Waitrose has announced plans to open up to 300 new convenience stores and strengthen its ties with the health and beauty retailer Boots. The two retailers will trial selling each other's ranges, with Waitrose supplying food to Boots and Boots providing Waitrose with a health and wellbeing range. With the convenience market consolidating, the time is right for Waitrose to expand.
The grocer already operates two convenience stores, with outlets in Trinity Square, Nottingham and Clifton, Bristol, and plans to open two new stores in Crouch End, North London and Oxted, Surrey before the end of the year. However, Waitrose now sees the potential for up to 300 more stores to open and will trial a new, smaller format in 2010. Its current convenience stores are between 5,000 and 7,000 square feet, while the new trial stores will be between 2,000 and 4,000 square feet.
As well as extending its convenience store offer, Waitrose also plans to open nine more outlets in Welcome Break service stations. The strengthened relationship between Waitrose and Boots will see the retailers sell a selected range in each other's stores. In addition, 13 pharmacies in Waitrose stores will be rebranded as Boots, a strategy which will commence in November 2009.
The decision to expand its convenience offer now is a very sensible one for Waitrose. The market is consolidating quickly with Tesco and Sainsbury aggressively expanding and the symbol groups actively recruiting new members. With many vacant stores appearing on the high street, Waitrose should also be able to negotiate some good deals for prime locations as landlords look to fill empty units quickly. Moreover, if Waitrose had not looked to expand its offer now, it risked finding growth much harder to achieve later with fewer available vacancies and stronger competition. It will also be able to take advantage of the growing trends for smaller, more frequent purchases as shopper habits change and customers look to keep costs down. This expansion should also help it to establish greater exposure in the North of England, where it currently has a limited presence.
The tie-in with Boots will help to boost its personal care offer, while strengthening Boots pharmacies which, being located within a convenience store, will be able to operate longer hours than those on the high street. Waitrose will benefit from having enhanced health and beauty ranges, with Boots filling in the gaps in its existing offer, as well as pharmacies in its stores. Few of the major grocers have a robust pharmacy offer, so this will help to differentiate Waitrose from the other grocers' convenience formats. The two retailers also have similar brand values of quality and value, making the tie-up between the two mutually beneficial.
However, this tie-in with Boots does present a potential problem.

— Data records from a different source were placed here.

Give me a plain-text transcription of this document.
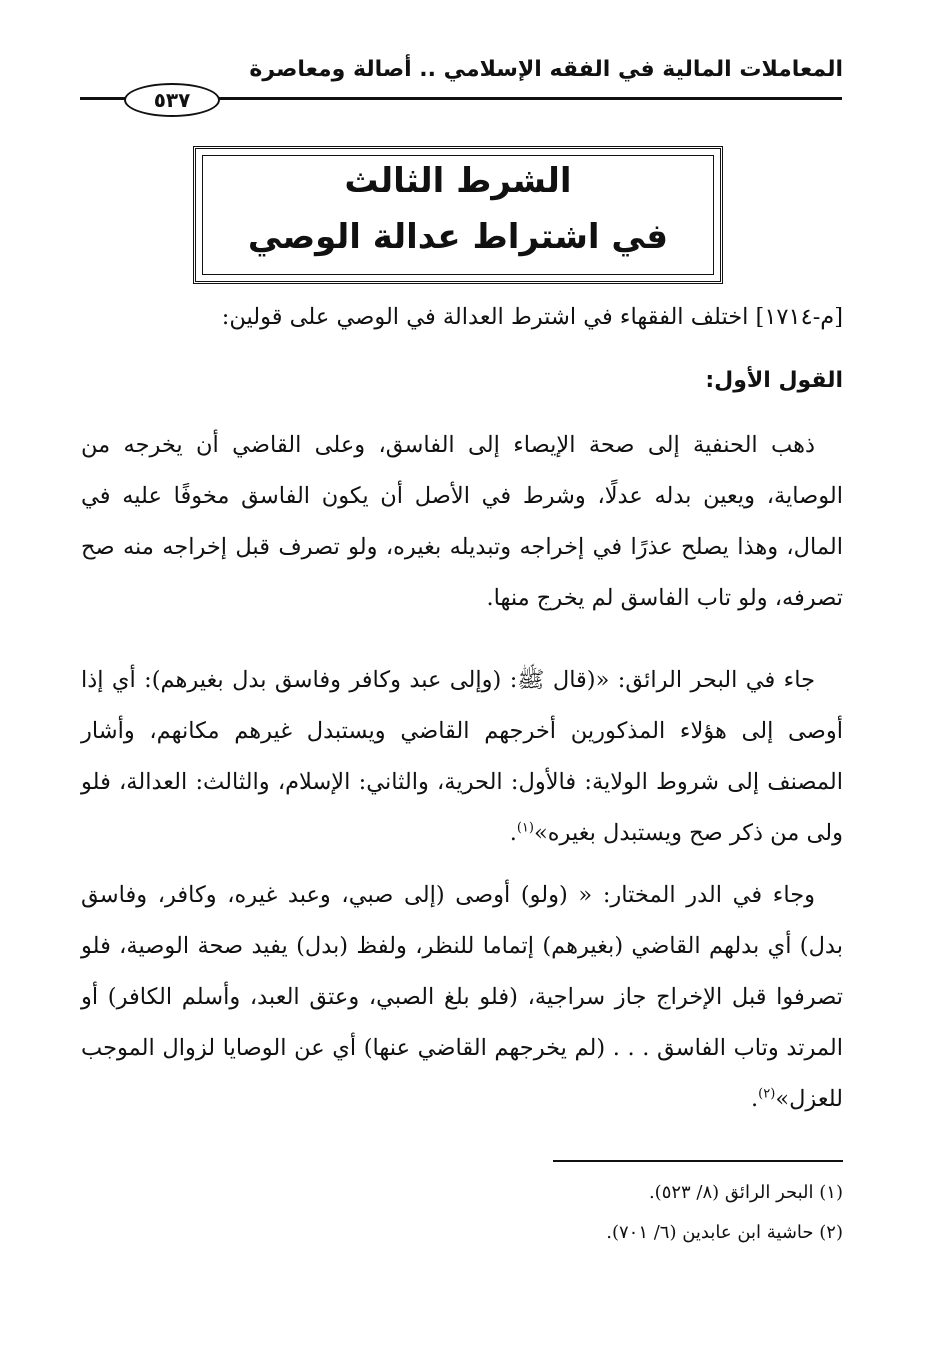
المعاملات المالية في الفقه الإسلامي .. أصالة ومعاصرة
٥٣٧
الشرط الثالث
في اشتراط عدالة الوصي
[م-١٧١٤] اختلف الفقهاء في اشترط العدالة في الوصي على قولين:
القول الأول:
ذهب الحنفية إلى صحة الإيصاء إلى الفاسق، وعلى القاضي أن يخرجه من الوصاية، ويعين بدله عدلًا، وشرط في الأصل أن يكون الفاسق مخوفًا عليه في المال، وهذا يصلح عذرًا في إخراجه وتبديله بغيره، ولو تصرف قبل إخراجه منه صح تصرفه، ولو تاب الفاسق لم يخرج منها.
جاء في البحر الرائق: «(قال ﷺ: (وإلى عبد وكافر وفاسق بدل بغيرهم): أي إذا أوصى إلى هؤلاء المذكورين أخرجهم القاضي ويستبدل غيرهم مكانهم، وأشار المصنف إلى شروط الولاية: فالأول: الحرية، والثاني: الإسلام، والثالث: العدالة، فلو ولى من ذكر صح ويستبدل بغيره»$^{(١)}$.
وجاء في الدر المختار: « (ولو) أوصى (إلى صبي، وعبد غيره، وكافر، وفاسق بدل) أي بدلهم القاضي (بغيرهم) إتماما للنظر، ولفظ (بدل) يفيد صحة الوصية، فلو تصرفوا قبل الإخراج جاز سراجية، (فلو بلغ الصبي، وعتق العبد، وأسلم الكافر) أو المرتد وتاب الفاسق . . . (لم يخرجهم القاضي عنها) أي عن الوصايا لزوال الموجب للعزل»$^{(٢)}$.
(١) البحر الرائق (٨/ ٥٢٣).
(٢) حاشية ابن عابدين (٦/ ٧٠١).
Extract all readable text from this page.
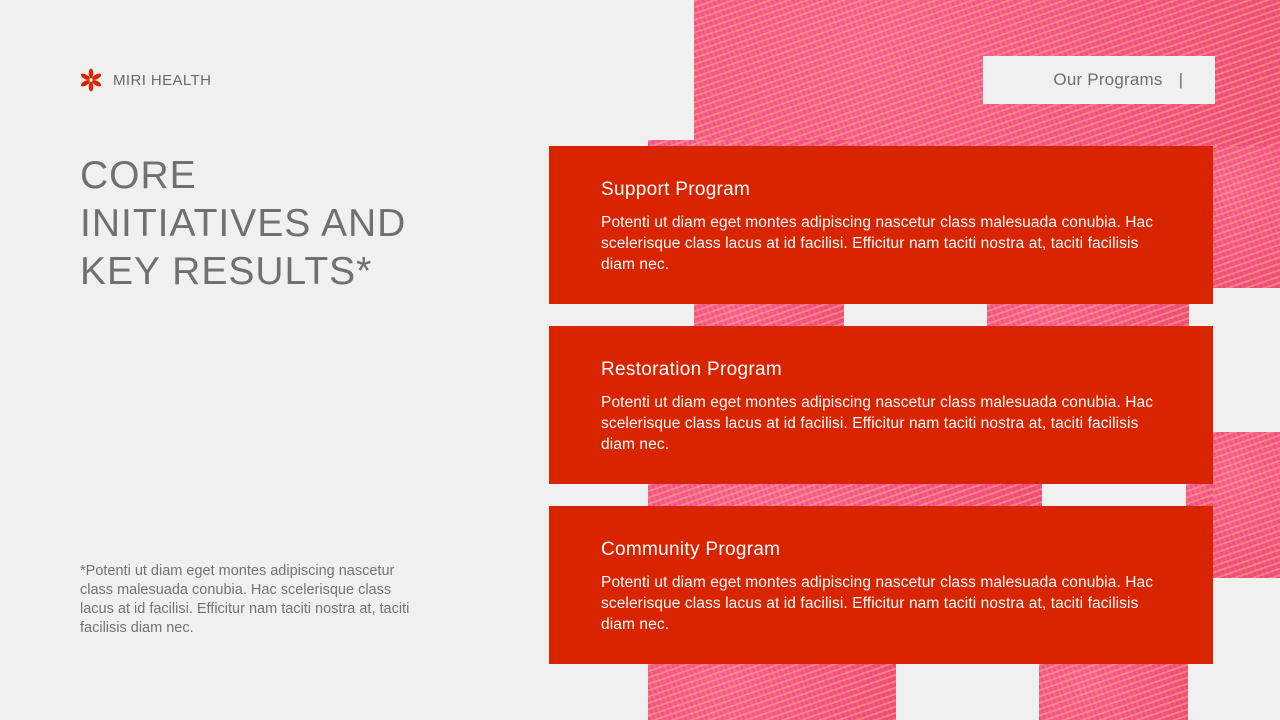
MIRI HEALTH	Our Programs |
CORE
INITIATIVES AND
KEY RESULTS*

*Potenti ut diam eget montes adipiscing nascetur class malesuada conubia. Hac scelerisque class lacus at id facilisi. Efficitur nam taciti nostra at, taciti facilisis diam nec.

Support Program

Potenti ut diam eget montes adipiscing nascetur class malesuada conubia. Hac scelerisque class lacus at id facilisi. Efficitur nam taciti nostra at, taciti facilisis diam nec.

Restoration Program

Potenti ut diam eget montes adipiscing nascetur class malesuada conubia. Hac scelerisque class lacus at id facilisi. Efficitur nam taciti nostra at, taciti facilisis diam nec.

Community Program

Potenti ut diam eget montes adipiscing nascetur class malesuada conubia. Hac scelerisque class lacus at id facilisi. Efficitur nam taciti nostra at, taciti facilisis diam nec.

While it will only supply Boots with a select food range, the potential for overlap exists. With its smaller city center stores likely to focus on food to go, its sales could be cannibalized by Boots stores with customers going there instead, especially Boots Advantage Card loyalty scheme participants. However, the ranges stocked in each other's stores are likely to be more complementary and not complete directly with each other.
This news is less welcoming for other retailers in the convenience store market, especially independent stores and symbol groups, which will have to deal with the challenge of another major grocer expanding in their market. Waitrose's upmarket credentials and more differentiated range architecture will hurt existing players, especially the symbol groups. While these retailers have worked hard to improve their ranges, especially at the premium end, they cannot compete with Waitrose, especially as it has improved its price and value credentials with the Waitrose Essentials range.
Indeed, the entry of Waitrose may see the consolidation of the market accelerate as independent retailers either join a symbol group to survive or are forced out of the market. Specialists, such as butchers and delicatessens, could also see their points of differentiation and customer bases erode. The key aspect of Waitrose's offer is that it provides high quality fresh food, putting it in direct competition with these specialists. The expansion of Waitrose puts these retailers under even greater pressure than before.
While it makes the conditions for the retailers in the sector challenging, another winner from this move will be the sector's customers, who will experience even higher store standards, product quality and price competiveness. Many symbol groups have made significant strides forward in response to Tesco and Sainsbury entering the market and Verdict expects similar strides with the arrival of Waitrose. Symbol groups will either improve their premium ranges even further or reduce their prices to better compete. Such high levels of competition can only be good for customers as each retailer strives to gain their custom.
Verdict believes that Waitrose's strategy is a very sensible one. Customers are increasingly carrying out smaller, top-up shops and the market is quickly consolidating. Such aggressive expansion plans are vital as rivals already have large store bases and are looking to expand quickly. Were it not strike while the iron's hot, establishing a competitive offer would be extremely challenging.